Sì e si tratta spesso di figure talmente nuove che gli stessi operatori non le conoscono. Sarà ospite, ad esempio, Audible, la società di Amazon che si occupa di audiolibri. Hanno avuto un boom incredibile e qui in Italia sono alla ricerca di figure professionali che non riescono a trovare. Le nuove tecnologie hanno avuto un impatto fortissimo sull’industria del contenuto, quale è appunto l’editoria, ma per cogliere le opportunità bisogna conoscere i nuovi strumenti.
Ci fa un esempio?
Alla fiera presenteremo Indexact, una startup nata a Torino che adopera l’intelligenza artificiale per comporre gli indici analitici che si trovano alla fine di un libro. È un lavoro che fino a poco tempo fa faceva manualmente un operatore, taggando le singole parole da inserire. Per automatizzare il processo è stato necessario comporre un team di persone con competenze sia linguistiche che informatiche. È una nuova frontiera che stiamo esplorando.
C’è ancora futuro, quindi, per chi sceglie una formazione umanistica?
Dal mio punto di vista c’è un grande futuro. Dopo anni in cui le discipline scientifiche e umanistiche hanno viaggiato separate, oggi ci sono le condizioni per un “felice matrimonio”. Si parla infatti di digital humanities, no?
Se poi guardiamo i dati, con oltre tre miliardi di euro l’editoria rappresenta il primo comparto culturale per fatturato e, in particolare, i comparti non fiction, ovvero editoria scolastica, accademica, professionale, saggistica e grandi opere, costituiscono i due terzi della produzione: non si può certo dire un settore marginale.
Tutto bene, dunque?
No, le criticità esistono, soprattutto nella formazione e nell’incontro di domanda e offerta di lavoro. Nonostante l’editoria assuma più giovani della media, questi non prendono in considerazione il settore come sbocco lavorativo o come possibile applicazione dei loro studi scientifici. Il libro oggi è uno strumento complesso, non è solo carta ma si avvale di diversi supporti complementari.
Cosa andrebbe fatto, invece, lato imprese?
Le case editrici in Italia rispecchiano il tessuto imprenditoriale del Paese. Le più grandi hanno per l’appunto un metodo di lavoro da grande azienda, in quelle medio piccole l’editore è spesso un one man band, che delega con difficoltà alcune funzioni o non ha personale formato cui affidarle. È il caso delle nuove tecniche di vendita online, che necessitano di figure specializzate. Su questo aspetto molti piccoli editori sono indietro.

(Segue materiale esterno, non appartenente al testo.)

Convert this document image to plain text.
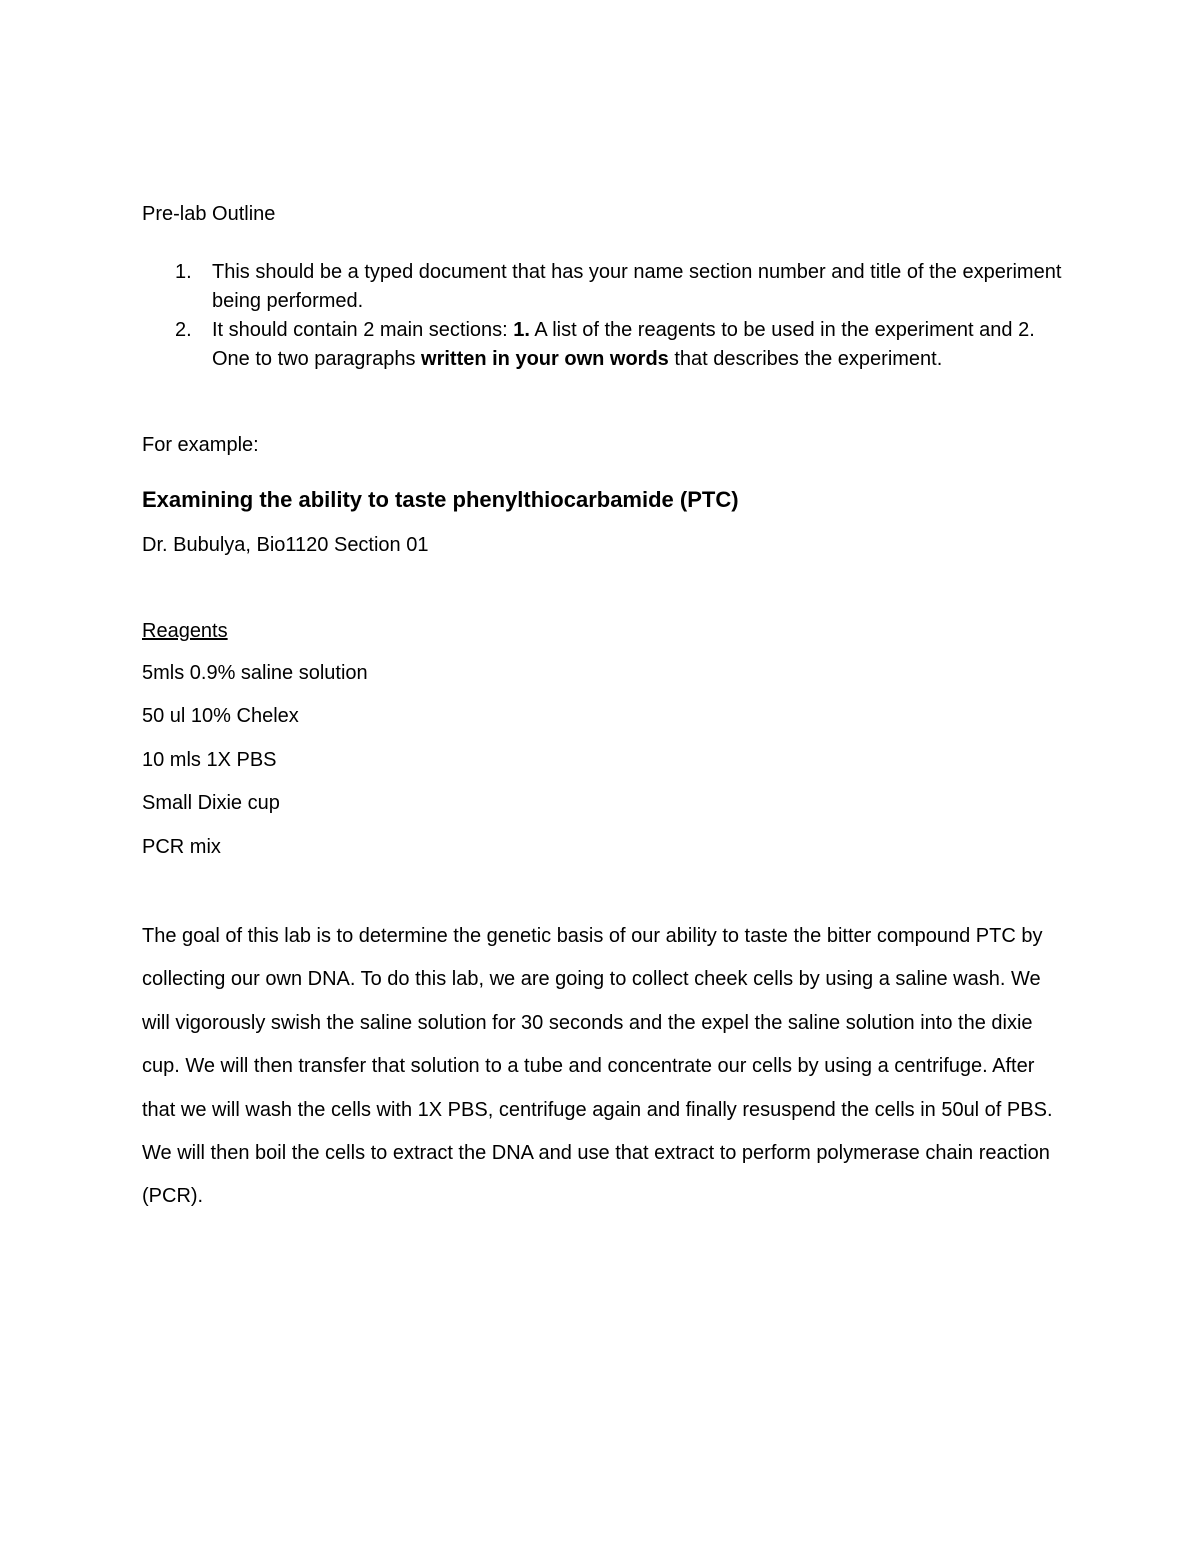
Pre-lab Outline
1. This should be a typed document that has your name section number and title of the experiment being performed.
2. It should contain 2 main sections: 1. A list of the reagents to be used in the experiment and 2. One to two paragraphs written in your own words that describes the experiment.
For example:
Examining the ability to taste phenylthiocarbamide (PTC)
Dr. Bubulya, Bio1120 Section 01
Reagents
5mls 0.9% saline solution
50 ul 10% Chelex
10 mls 1X PBS
Small Dixie cup
PCR mix

The goal of this lab is to determine the genetic basis of our ability to taste the bitter compound PTC by collecting our own DNA. To do this lab, we are going to collect cheek cells by using a saline wash. We will vigorously swish the saline solution for 30 seconds and the expel the saline solution into the dixie cup. We will then transfer that solution to a tube and concentrate our cells by using a centrifuge. After that we will wash the cells with 1X PBS, centrifuge again and finally resuspend the cells in 50ul of PBS. We will then boil the cells to extract the DNA and use that extract to perform polymerase chain reaction (PCR).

Per gli stessi motivi, inoltre, guardano poco al mercato internazionale, che al contrario è una grande risorsa. A questo proposito, attraverso “The Publishing Fair” siamo diventati l’unico partner italiano di un network europeo che unisce tutti gli eventi legati all’innovazione editoriale: vogliamo che le nuove competenze maturate all’estero arrivino anche da noi e viceversa.
La fiera è patrocinata (tra gli altri) dal Parlamento Europeo, dalla Regione Piemonte, dal Comune di Torino e dall’AIE, che tuttavia esprime soltanto una parte della filiera. C’è dunque un deficit di rappresentanza?
Editori e stampatori sono le due categorie ad oggi più rappresentate, ma la filiera è molto più ricca e composita. Parliamo di 20/25mila aziende che non sono attualmente organizzate e registrate, senza menzionare tutti i freelance che sono a tutti gli effetti parte della filiera produttiva. Serve una rappresentanza congiunta che possa esprimere le necessità del settore nel suo complesso.